UBC Research Study Shows Link Between Good Gut Bacteria & Asthma

New research from the University of British Columbia (UBC) recently found that good gut bacteria might act as a preventive measure against the development of asthma. While this is great news for asthma sufferers, studies indicate that biomarkers of good gut bacteria disappear by a child’s first birthday, meaning there may be a very narrow window in which to act. Researchers are hopeful that therapeutic inoculation with four beneficial bacteria strains—Faecalibacterium, Lachnospira, Veillonella, and Rothia (FLVR)—administered within this narrow window of infancy could help prevent the development asthma later on in the infant’s life.

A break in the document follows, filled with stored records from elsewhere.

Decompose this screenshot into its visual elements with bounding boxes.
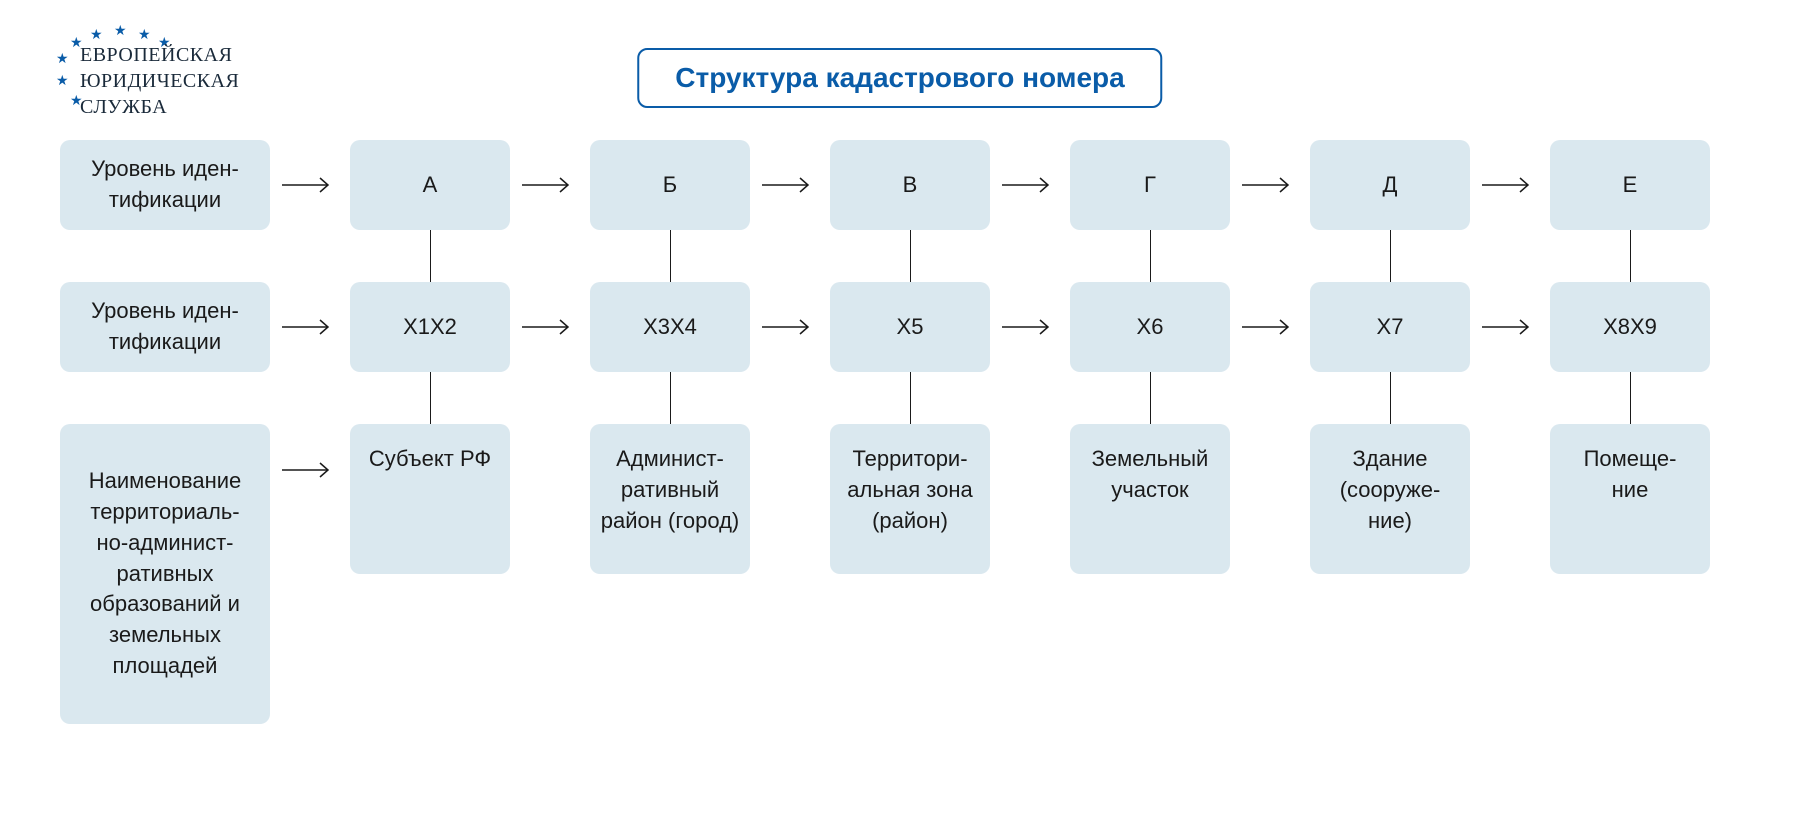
row2-cell-5: Х8Х9	[1550, 282, 1710, 372]
arrow-icon	[1230, 140, 1310, 230]
diagram-title: Структура кадастрового номера	[637, 48, 1162, 108]
row2-cell-3: Х6	[1070, 282, 1230, 372]
vconnector-2-3	[60, 372, 1740, 424]
vconnector-1-2	[60, 230, 1740, 282]
brand-logo: ★ ★ ★ ★ ★ ★ ★ ★ ЕВРОПЕЙСКАЯ ЮРИДИЧЕСКАЯ …	[60, 28, 180, 108]
diagram-row-3: Наименование территориаль-но-админист-ра…	[60, 424, 1740, 724]
diagram-row-2: Уровень иден-тификации Х1Х2 Х3Х4 Х5 Х6 Х…	[60, 282, 1740, 372]
row2-cell-2: Х5	[830, 282, 990, 372]
logo-text-line1: ЕВРОПЕЙСКАЯ	[80, 42, 239, 68]
arrow-icon	[270, 140, 350, 230]
row1-cell-a: А	[350, 140, 510, 230]
diagram: Уровень иден-тификации А Б В Г Д Е Урове…	[60, 140, 1740, 724]
row3-cell-2: Территори-альная зона (район)	[830, 424, 990, 574]
row3-cell-1: Админист-ративный район (город)	[590, 424, 750, 574]
diagram-row-1: Уровень иден-тификации А Б В Г Д Е	[60, 140, 1740, 230]
row3-cell-3: Земельный участок	[1070, 424, 1230, 574]
row2-label: Уровень иден-тификации	[60, 282, 270, 372]
row1-cell-d: Д	[1310, 140, 1470, 230]
arrow-icon	[1470, 282, 1550, 372]
arrow-icon	[270, 282, 350, 372]
arrow-icon	[750, 140, 830, 230]
arrow-icon	[1230, 282, 1310, 372]
row2-cell-4: Х7	[1310, 282, 1470, 372]
arrow-icon	[1470, 140, 1550, 230]
logo-text-line2: ЮРИДИЧЕСКАЯ	[80, 68, 239, 94]
arrow-icon	[270, 424, 350, 724]
arrow-icon	[510, 282, 590, 372]
arrow-icon	[750, 282, 830, 372]
row1-cell-v: В	[830, 140, 990, 230]
row3-cell-5: Помеще-ние	[1550, 424, 1710, 574]
row2-cell-1: Х3Х4	[590, 282, 750, 372]
row1-cell-g: Г	[1070, 140, 1230, 230]
row1-label: Уровень иден-тификации	[60, 140, 270, 230]
row3-cell-0: Субъект РФ	[350, 424, 510, 574]
arrow-icon	[510, 140, 590, 230]
row3-cell-4: Здание (сооруже-ние)	[1310, 424, 1470, 574]
row1-cell-e: Е	[1550, 140, 1710, 230]
row3-label: Наименование территориаль-но-админист-ра…	[60, 424, 270, 724]
arrow-icon	[990, 140, 1070, 230]
arrow-icon	[990, 282, 1070, 372]
row1-cell-b: Б	[590, 140, 750, 230]
row2-cell-0: Х1Х2	[350, 282, 510, 372]
logo-text-line3: СЛУЖБА	[80, 94, 239, 120]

In the study, 300 children were screened using the Asthma Predictive Index (API). Researchers found that children with abundant FLVR had a much lower risk of being diagnosed with asthma later in life. By contrast, children with low levels of these microbes were at greater risk of developing asthma. This is because research indicates high levels of FLVR correlate to lower levels of inflammation.

Identifying a child’s FLVR levels might help to determine which children are at the greatest risk of developing asthma. Introducing higher levels of these good gut bacteria might, therefore, prevent inflammation that leads to asthma.

Possible reasons for infants lacking strong levels of FLVR include the use of prenatal and perinatal antibiotics, urban growth, and formula feeding (which lacks natural microbes found in breastmilk).

With further study and data, good gut bacteria therapies for infants could develop that help prevent inflammation that is linked to asthma. The research team is already looking forward to developing a microbe-based treatment intended to prevent asthma. Such a treatment would be administered to children with a particularly high risk of developing asthma.

The link between FLVR levels and inflammation risk marks a new and important advancement in early asthma diagnosis and prevention. Studies of this nature continue to shed light on causes and treatments of asthma.